Atendendo ao setor, uma linha voltada para desenvolvimento de iniciativas estará disponível no próximo Fundo Setorial do Audiovisual, como também nos investimentos da RioFilme, anunciados nesta semana. Presidente da Ancine, Manoel Rangel diz, no entanto, que não basta a criação do mecanismo. “Será necessário também uma ampla mobilização. Deve-se pensar na reestruturação dos departamentos criativos das empresas”, afirma. “A formação de roteiristas é um desafio de médio a longo prazo para toda a indústria, e é preciso atuar já”, completa. Sérgio Sá Leitão amplia o escopo: “Trata-se de um gargalo. Faltam roteiristas, eletricistas, diretores de arte, operadores de câmera etc.”

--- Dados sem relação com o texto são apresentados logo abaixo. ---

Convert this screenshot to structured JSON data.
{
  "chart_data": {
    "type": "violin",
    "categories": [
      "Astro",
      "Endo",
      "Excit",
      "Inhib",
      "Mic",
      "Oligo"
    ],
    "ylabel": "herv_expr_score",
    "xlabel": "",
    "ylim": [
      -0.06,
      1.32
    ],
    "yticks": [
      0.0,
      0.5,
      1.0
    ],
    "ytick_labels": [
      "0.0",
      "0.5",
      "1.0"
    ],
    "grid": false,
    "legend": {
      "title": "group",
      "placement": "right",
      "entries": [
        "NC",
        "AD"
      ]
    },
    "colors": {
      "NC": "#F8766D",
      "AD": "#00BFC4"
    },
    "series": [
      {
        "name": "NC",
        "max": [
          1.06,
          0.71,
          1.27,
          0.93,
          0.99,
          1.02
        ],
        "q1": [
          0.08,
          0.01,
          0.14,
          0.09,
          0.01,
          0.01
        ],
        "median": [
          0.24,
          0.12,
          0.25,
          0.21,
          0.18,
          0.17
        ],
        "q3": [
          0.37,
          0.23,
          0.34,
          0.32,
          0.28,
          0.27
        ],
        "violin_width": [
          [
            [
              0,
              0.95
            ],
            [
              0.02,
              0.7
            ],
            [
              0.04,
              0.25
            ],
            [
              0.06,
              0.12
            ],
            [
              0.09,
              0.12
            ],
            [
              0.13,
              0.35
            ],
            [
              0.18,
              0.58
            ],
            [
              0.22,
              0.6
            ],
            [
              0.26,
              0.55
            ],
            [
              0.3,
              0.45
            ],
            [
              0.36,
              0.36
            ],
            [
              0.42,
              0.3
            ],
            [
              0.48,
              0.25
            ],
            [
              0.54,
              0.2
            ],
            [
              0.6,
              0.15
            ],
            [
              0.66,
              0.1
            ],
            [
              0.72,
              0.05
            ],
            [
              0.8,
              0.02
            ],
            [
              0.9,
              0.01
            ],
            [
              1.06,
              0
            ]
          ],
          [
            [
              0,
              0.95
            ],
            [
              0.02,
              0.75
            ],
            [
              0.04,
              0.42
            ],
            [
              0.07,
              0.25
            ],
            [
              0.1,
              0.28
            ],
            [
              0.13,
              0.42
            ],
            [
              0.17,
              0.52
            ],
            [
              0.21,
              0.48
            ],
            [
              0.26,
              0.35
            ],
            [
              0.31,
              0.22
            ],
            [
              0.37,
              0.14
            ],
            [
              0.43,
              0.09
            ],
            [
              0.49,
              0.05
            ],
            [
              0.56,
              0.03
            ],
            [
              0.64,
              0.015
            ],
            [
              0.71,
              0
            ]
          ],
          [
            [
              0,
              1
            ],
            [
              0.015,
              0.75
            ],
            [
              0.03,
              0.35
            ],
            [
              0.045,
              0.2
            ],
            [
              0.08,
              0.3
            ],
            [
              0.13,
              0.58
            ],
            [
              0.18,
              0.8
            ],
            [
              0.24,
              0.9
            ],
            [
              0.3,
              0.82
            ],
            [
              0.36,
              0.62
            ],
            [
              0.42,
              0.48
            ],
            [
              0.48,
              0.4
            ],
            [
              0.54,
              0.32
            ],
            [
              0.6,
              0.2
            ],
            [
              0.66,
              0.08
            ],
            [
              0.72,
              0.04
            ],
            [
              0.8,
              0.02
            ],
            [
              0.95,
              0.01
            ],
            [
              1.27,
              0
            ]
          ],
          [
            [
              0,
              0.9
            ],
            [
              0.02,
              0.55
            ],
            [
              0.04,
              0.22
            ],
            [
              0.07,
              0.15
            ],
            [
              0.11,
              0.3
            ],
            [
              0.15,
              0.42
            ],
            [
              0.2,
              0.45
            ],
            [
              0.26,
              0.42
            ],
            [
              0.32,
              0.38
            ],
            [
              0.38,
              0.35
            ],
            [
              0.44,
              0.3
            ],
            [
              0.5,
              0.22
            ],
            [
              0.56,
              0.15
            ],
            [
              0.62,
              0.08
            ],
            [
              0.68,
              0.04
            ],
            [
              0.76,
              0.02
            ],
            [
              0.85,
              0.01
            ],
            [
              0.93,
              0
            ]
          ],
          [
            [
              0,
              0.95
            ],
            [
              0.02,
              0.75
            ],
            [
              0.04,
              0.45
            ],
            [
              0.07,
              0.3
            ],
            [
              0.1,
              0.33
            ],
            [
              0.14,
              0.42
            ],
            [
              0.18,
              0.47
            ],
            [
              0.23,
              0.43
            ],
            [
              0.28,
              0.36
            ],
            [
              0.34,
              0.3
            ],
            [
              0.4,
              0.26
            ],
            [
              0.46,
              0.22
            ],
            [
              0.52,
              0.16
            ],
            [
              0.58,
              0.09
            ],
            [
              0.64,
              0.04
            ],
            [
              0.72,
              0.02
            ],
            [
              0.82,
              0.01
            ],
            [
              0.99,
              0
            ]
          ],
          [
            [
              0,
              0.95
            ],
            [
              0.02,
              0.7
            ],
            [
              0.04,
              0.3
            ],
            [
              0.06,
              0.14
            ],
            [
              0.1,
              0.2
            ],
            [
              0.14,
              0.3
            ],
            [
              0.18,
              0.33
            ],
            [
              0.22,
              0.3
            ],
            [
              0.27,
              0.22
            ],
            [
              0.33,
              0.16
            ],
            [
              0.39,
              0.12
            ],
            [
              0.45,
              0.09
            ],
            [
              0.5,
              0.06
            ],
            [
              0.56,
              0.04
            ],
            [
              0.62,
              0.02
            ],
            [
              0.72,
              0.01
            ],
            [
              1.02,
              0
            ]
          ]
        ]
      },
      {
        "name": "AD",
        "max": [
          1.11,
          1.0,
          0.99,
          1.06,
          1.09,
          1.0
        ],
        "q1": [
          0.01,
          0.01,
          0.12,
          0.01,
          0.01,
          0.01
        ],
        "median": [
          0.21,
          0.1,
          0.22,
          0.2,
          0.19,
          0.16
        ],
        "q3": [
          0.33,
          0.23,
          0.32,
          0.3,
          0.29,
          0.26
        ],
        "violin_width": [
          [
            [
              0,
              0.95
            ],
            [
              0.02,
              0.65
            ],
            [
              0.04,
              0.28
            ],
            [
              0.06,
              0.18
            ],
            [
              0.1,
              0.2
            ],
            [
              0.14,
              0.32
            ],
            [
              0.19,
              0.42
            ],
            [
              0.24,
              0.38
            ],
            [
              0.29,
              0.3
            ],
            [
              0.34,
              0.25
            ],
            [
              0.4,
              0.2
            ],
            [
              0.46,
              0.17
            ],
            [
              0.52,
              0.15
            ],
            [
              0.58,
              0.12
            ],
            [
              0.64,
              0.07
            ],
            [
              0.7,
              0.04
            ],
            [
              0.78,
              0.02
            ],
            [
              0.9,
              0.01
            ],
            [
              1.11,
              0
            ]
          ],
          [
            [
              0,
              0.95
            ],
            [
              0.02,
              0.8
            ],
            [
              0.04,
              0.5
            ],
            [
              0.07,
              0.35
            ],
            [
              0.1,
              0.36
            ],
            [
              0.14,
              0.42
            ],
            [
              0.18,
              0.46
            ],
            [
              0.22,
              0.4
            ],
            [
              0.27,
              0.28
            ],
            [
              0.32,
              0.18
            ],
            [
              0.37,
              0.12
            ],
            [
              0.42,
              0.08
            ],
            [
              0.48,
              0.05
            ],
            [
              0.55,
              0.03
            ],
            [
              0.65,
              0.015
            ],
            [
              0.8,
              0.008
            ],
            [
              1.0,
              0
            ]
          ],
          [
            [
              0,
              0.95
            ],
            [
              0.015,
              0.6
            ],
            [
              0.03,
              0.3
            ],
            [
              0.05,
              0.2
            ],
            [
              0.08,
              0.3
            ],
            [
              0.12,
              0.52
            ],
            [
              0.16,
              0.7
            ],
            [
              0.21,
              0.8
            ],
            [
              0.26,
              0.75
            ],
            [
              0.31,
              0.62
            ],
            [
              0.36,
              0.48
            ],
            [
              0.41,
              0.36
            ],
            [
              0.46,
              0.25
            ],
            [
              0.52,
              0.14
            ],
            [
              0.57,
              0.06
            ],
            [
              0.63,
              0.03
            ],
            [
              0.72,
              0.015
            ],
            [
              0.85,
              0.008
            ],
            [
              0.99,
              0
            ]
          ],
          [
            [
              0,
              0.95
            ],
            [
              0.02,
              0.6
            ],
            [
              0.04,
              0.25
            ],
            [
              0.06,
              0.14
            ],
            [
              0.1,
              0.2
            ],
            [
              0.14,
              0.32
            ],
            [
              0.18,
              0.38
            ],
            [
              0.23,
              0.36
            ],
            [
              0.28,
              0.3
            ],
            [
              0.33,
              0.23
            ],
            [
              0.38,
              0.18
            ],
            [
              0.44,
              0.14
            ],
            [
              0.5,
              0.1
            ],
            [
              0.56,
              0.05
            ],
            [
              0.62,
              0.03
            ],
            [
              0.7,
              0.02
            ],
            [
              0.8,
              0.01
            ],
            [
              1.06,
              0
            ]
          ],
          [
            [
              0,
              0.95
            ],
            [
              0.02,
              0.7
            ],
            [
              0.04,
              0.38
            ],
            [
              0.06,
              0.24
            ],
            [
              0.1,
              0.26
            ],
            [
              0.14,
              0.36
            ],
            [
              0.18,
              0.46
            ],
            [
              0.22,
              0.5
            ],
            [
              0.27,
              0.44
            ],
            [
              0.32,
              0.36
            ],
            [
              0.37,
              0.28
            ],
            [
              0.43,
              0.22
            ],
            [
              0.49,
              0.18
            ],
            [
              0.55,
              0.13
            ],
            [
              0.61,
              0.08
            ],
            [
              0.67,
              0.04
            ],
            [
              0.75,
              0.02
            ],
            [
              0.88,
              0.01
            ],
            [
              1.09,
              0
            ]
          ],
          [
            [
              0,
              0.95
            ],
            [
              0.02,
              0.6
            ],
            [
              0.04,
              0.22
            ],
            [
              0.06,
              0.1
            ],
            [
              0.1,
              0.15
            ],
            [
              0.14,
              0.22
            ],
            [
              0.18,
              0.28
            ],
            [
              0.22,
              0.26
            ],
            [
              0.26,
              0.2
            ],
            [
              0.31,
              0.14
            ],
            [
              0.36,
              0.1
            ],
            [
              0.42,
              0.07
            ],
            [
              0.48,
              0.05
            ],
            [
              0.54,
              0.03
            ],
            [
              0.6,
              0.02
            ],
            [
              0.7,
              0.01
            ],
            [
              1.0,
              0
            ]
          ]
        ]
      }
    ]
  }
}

Há outras iniciativas. A Net lançará um concurso nacional de roteiro, aproveitando sua capilaridade no país. “Quem sabe não descobrimos um talento em Belém, distante dessa habitual concentração no eixo Rio-São Paulo?”, diz Fernando Magalhães, diretor da programadora. Em maio, o Festival Varilux de Cinema contará mais uma vez com uma oficina de roteiros.
Com esse cenário que sopra a favor, os resultados logo aparecerão, afirma Dan Halsted, citando o bem-sucedido exemplo do Canadá, que tinha panorama similar há cerca de uma década. “Nos anos 1950, levou tempo para os Estados Unidos aprenderem, mas é possível”, diz Barry Schkolnick. Marta Kauffman ressalta que o Brasil terá de enfrentar, simultaneamente, as mudanças globais no modelo de negócio, com as exibições em meios como iTunes, YouTube, tablets e a chegada das séries online de alta qualidade, compactas e instantâneas, como “House of Cards”, da Netflix, com Kevin Spacey.
“É preciso paciência, pois há uma revolução em curso de vastas proporções”, diz Marta. Perante o recorrente fascínio brasileiro pelo modelo americano, o cineasta Eduardo Escorel ressalva que o Brasil precisa produzir conteúdo que possa distingui-lo do resto do mundo. “Com um mercado em ascensão, e a diversificação de linguagens da ‘infoera’, nosso desafio é se reinventar”, diz Leopoldo Nunes.